Дневник папиной дочки - Катерина Грачёва
Шрифт:
Интервал:
Закладка:
20 августа
Последний срок сдачи текста сегодня. Мы сидели уже без всякого режима до самого утра, умучили компьютер, так что он дважды зависал. Саша еле причесался и убежал. А я сейчас вот как упаду, как усну тут посреди книг…
Так больше быть не должно. Завтра в десять утра — серьезный разговор о планировании жизни. Крайне серьезный.
Вечер
Ну конечно! Вот когда ее очень надо и ждут, она неизвестно где, а тут, ясное дело, приехала, ну как же без нее! И конечно, сразу ко мне! И конечно, сразу будить! И конечно, с претензиями, ведь я потеряла всякий стыд и т. п. После этого ей странно, почему я папу люблю больше. Потому что папа никогда бы себе такого не позволил! Потому что я для папы человек, а не дочь…

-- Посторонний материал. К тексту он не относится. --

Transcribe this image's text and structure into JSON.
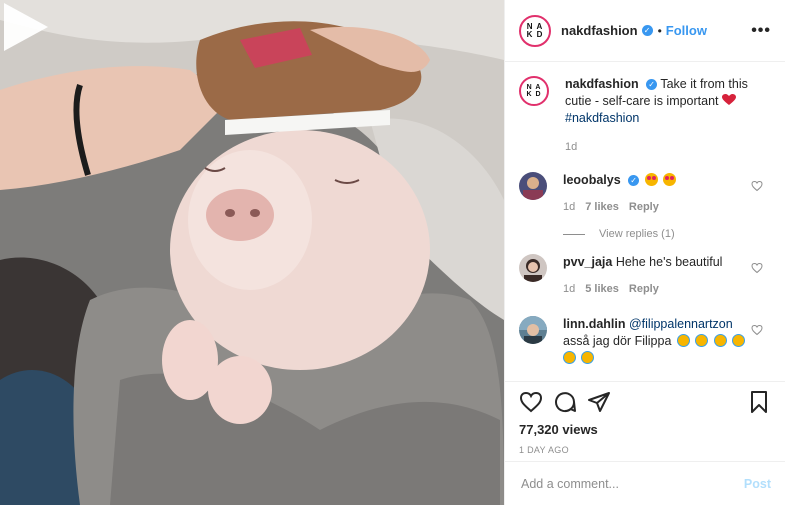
{
  "post": {
    "author": "nakdfashion",
    "follow_label": "Follow",
    "dot": "•",
    "more_label": "•••",
    "logo_text": "N A\nK D"
  },
  "caption": {
    "author": "nakdfashion",
    "text": "Take it from this cutie - self-care is important",
    "hashtag": "#nakdfashion",
    "age": "1d"
  },
  "comments": [
    {
      "user": "leoobalys",
      "verified": true,
      "text": "",
      "emojis": [
        "heart-eyes",
        "heart-eyes"
      ],
      "age": "1d",
      "likes": "7 likes",
      "reply": "Reply",
      "view_replies": "View replies (1)"
    },
    {
      "user": "pvv_jaja",
      "verified": false,
      "text": "Hehe he's beautiful",
      "age": "1d",
      "likes": "5 likes",
      "reply": "Reply"
    },
    {
      "user": "linn.dahlin",
      "verified": false,
      "mention": "@filippalennartzon",
      "text": "asså jag dör Filippa",
      "emojis": [
        "crying",
        "crying",
        "crying",
        "crying",
        "crying",
        "crying"
      ]
    }
  ],
  "stats": {
    "views": "77,320 views",
    "date": "1 DAY AGO"
  },
  "add_comment": {
    "placeholder": "Add a comment...",
    "post_label": "Post"
  },
  "icons": {
    "media": "play-icon",
    "actions": [
      "heart-icon",
      "comment-icon",
      "share-icon",
      "bookmark-icon"
    ]
  },
  "colors": {
    "link": "#3897f0",
    "verified": "#3897f0",
    "post_disabled": "#b2dffc",
    "ring": "#e1306c"
  }
}
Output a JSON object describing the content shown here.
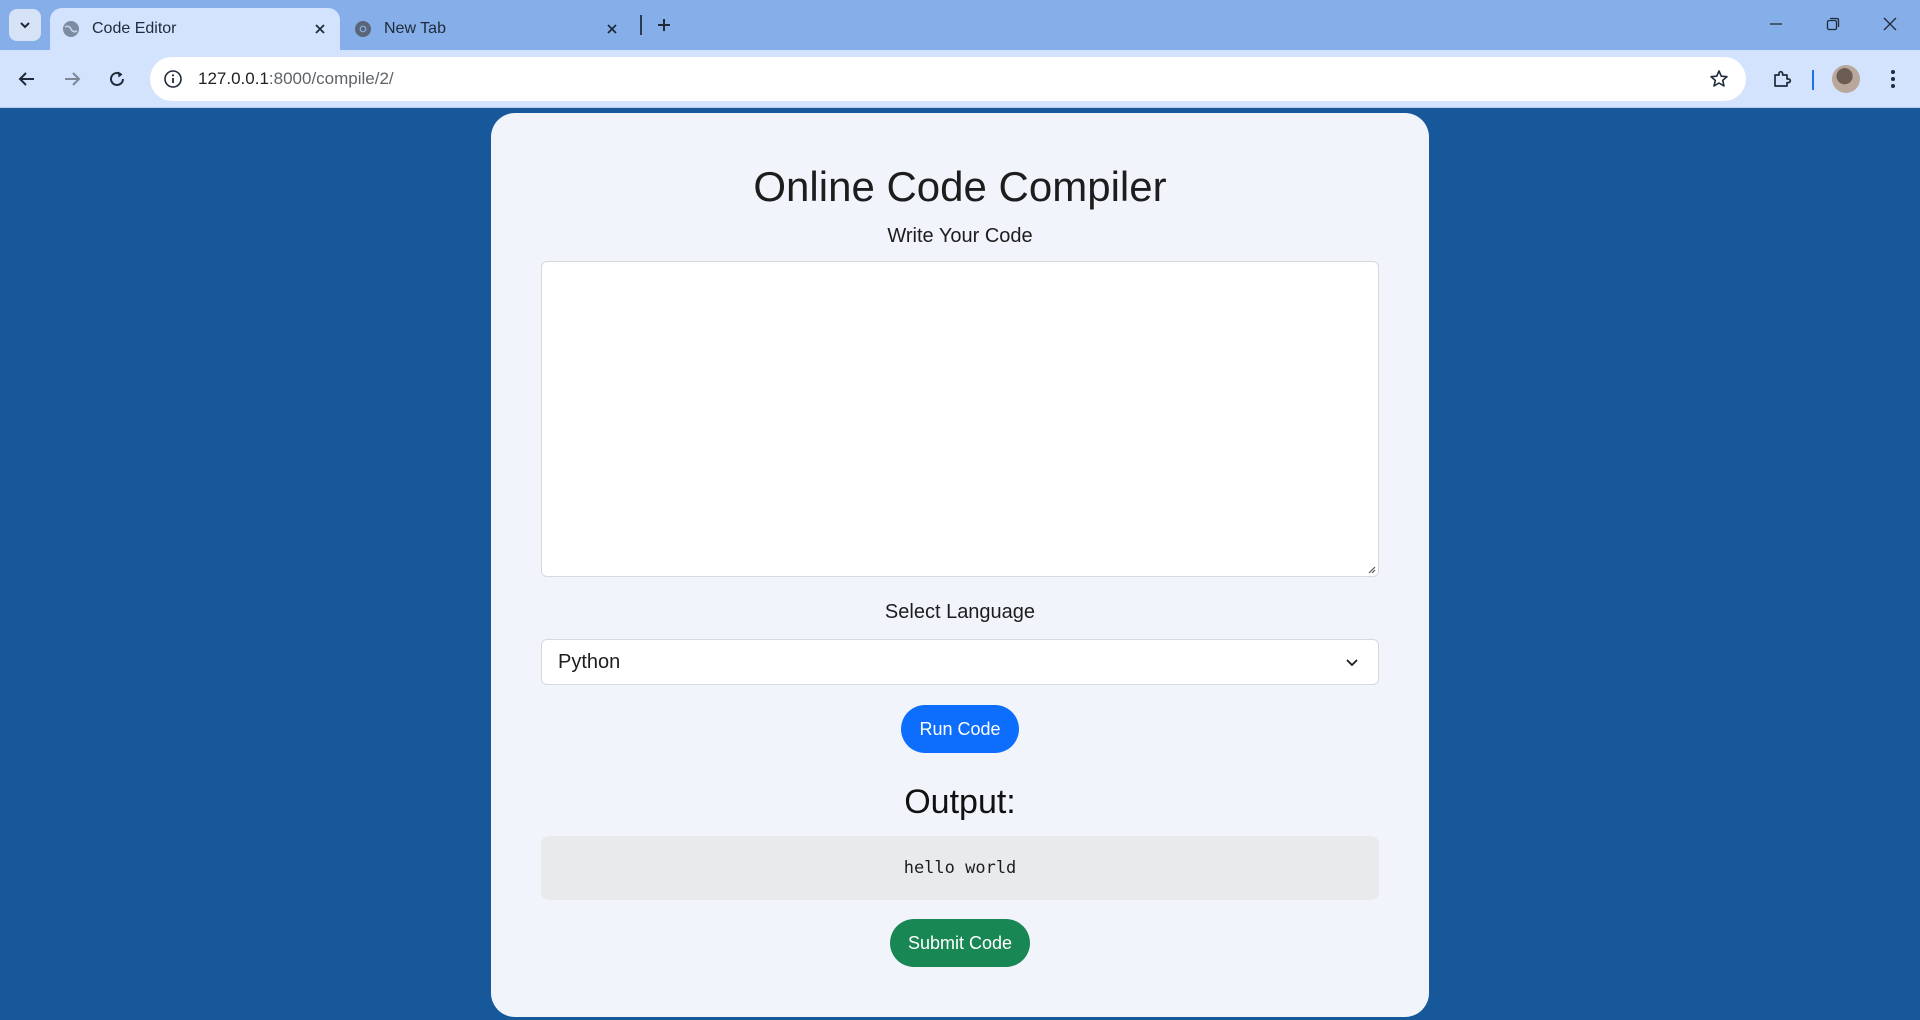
{
  "browser": {
    "tabs": [
      {
        "title": "Code Editor",
        "active": true,
        "favicon": "globe-icon"
      },
      {
        "title": "New Tab",
        "active": false,
        "favicon": "chrome-icon"
      }
    ],
    "url": {
      "host": "127.0.0.1",
      "path": ":8000/compile/2/"
    }
  },
  "page": {
    "title": "Online Code Compiler",
    "code_label": "Write Your Code",
    "code_value": "",
    "language_label": "Select Language",
    "language_selected": "Python",
    "run_button": "Run Code",
    "output_title": "Output:",
    "output_text": "hello world",
    "submit_button": "Submit Code"
  },
  "colors": {
    "page_background": "#16589a",
    "card_background": "#f1f5fb",
    "run_button": "#0d6efd",
    "submit_button": "#198754",
    "tabbar": "#86aee9",
    "toolbar": "#d3e3fd"
  }
}
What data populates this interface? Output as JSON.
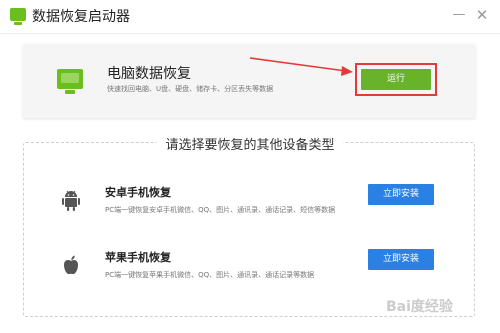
{
  "window": {
    "title": "数据恢复启动器",
    "minimize_symbol": "—",
    "close_symbol": "✕"
  },
  "pc_recovery": {
    "title": "电脑数据恢复",
    "description": "快速找回电脑、U盘、硬盘、储存卡、分区丢失等数据",
    "run_label": "运行",
    "icon": "monitor-icon"
  },
  "other_devices": {
    "section_title": "请选择要恢复的其他设备类型",
    "items": [
      {
        "title": "安卓手机恢复",
        "description": "PC端一键恢复安卓手机微信、QQ、图片、通讯录、通话记录、短信等数据",
        "install_label": "立即安装",
        "icon": "android-icon"
      },
      {
        "title": "苹果手机恢复",
        "description": "PC端一键恢复苹果手机微信、QQ、图片、通讯录、通话记录等数据",
        "install_label": "立即安装",
        "icon": "apple-icon"
      }
    ]
  },
  "watermark": {
    "text": "Bai度经验"
  },
  "colors": {
    "accent_green": "#69b22c",
    "install_blue": "#2a80e3",
    "highlight_red": "#e23b3b"
  }
}
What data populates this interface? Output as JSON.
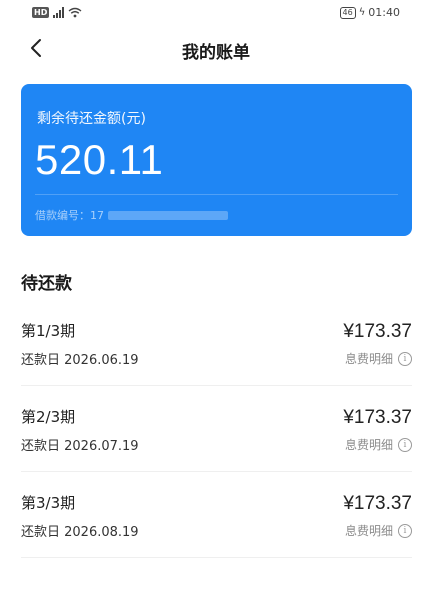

И вообще она села на книгу!! Я понимаю, что моя вина — не убрала, но кто бы знал, как мы были заняты, еду варить и то некогда. Я ее слушала-слушала, потом сказала: «Можно, я сначала умоюсь?»
Тут же вертелась Оксана.
Мы сошли вниз, я обстоятельно умылась, привела себя в порядок и только потом ответила на все эти тирады:
— Мама, ты знаешь, что я человек упорный. Я сейчас пойду с тобою, но не жди, что это как-нибудь повлияет на мои взгляды. Мы писали тут научную работу, и мне крайне странно, что я якобы должна этого стыдиться. Я понимаю, что мне еще не двадцать, но мне уже и не десять. И кроме всего прочего, даже если по твоим меркам мерить, я твердо намерена впоследствии выйти за этого человека замуж, и не тот век на дворе, когда такие вопросы решали родители.
Саша не нашел ничего лучше, как уронить в этот момент заварочный чайник.
— Что с вами? — испугалась мама.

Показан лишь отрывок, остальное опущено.